Night passed and the new day shone under the surface of the water, light curving and fragmented. She was coming closer to the cold waters, the ice seas of the north, and she breathed in the fresh water, snowmelt running cold along her dappled sides. A thousand words for water, the sea dragons had, describing the part of the world that was real to them, and Embar Dea sang them now: sweet water of the mountains; the acid salt up from the complaining ocean trenches; the rainwater from the forests which covered the hills of China, scented with earth and leaves, carrying fragments of the woods far out to sea.
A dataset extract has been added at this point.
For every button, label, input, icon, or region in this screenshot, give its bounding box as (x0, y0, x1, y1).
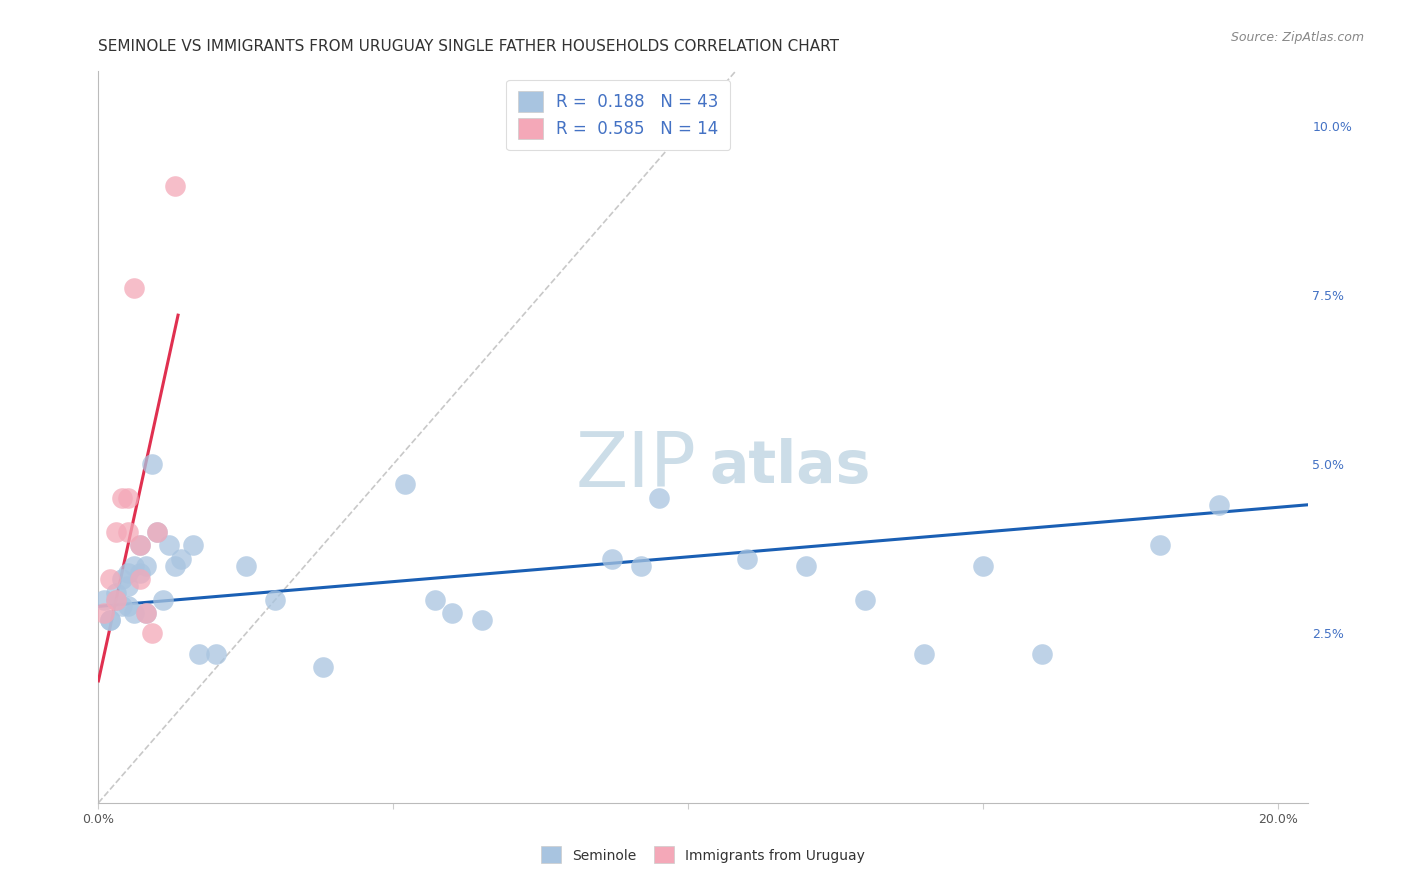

Someone was reached by her song, responding with a note, and Embar Dea rolled joyfully in the icy waves under the sun, thinking, Not alone, no longer alone, coming closer to Tenebrae. She swerved in the seas and turned toward the singer, but now something came between herself and the song, a barrier that broke the water, disturbed the carrying current. The dragon dived, straight down toward the safety of the seabed, and watched the ship draw above, covering the path of the sun. She saw the square hull curve up over the swell, then in a sudden patch of gentle water the ship cast its shadow over the hills of the seabed, and the guns lay like thorns along its sides. The distant song sang warning, and the voice of wisdom inside Embar Dea's head told her: Stay here, out of sight, stay still. Be silent, Embar Dea told herself; but she was young again. She cried out, and the sound echoed off the ship's hull, crackling through the sunlit water. The dragon sang, and the distant voice, suddenly cruel, joined hers. The ship's radar would be swinging wildly now, uncertain of its path, easy to lead it, draw it singing on. Far below, Embar Dea sang, and watched as a cloud drew across the sun and the sea swelled up around her. She somersaulted in the water and, turning, swam before the ship, singing it on, and it followed her obediently, drawn on by the deceiving instruments into the path of the gathering storm.

The arctic water was as green as a winter sunset, luminous with phosphorescence. Sea jellies, crusted with ice, drifted ghostly through the sea's depths and a single sea star coasted among them, browsing on their trailing tentacles. Embar Dea ignored the life around her. She followed the path of the stars, the underwater current which followed what, on land, would become an energy line, and then at last through the glassy water she saw a great bulkhead looming up, a rotting hull beneath the ice. Along one side, the name of the tanker was still visible, Aluha: the first ship lured to these icy seas by the siren dragons to sink among the icebergs.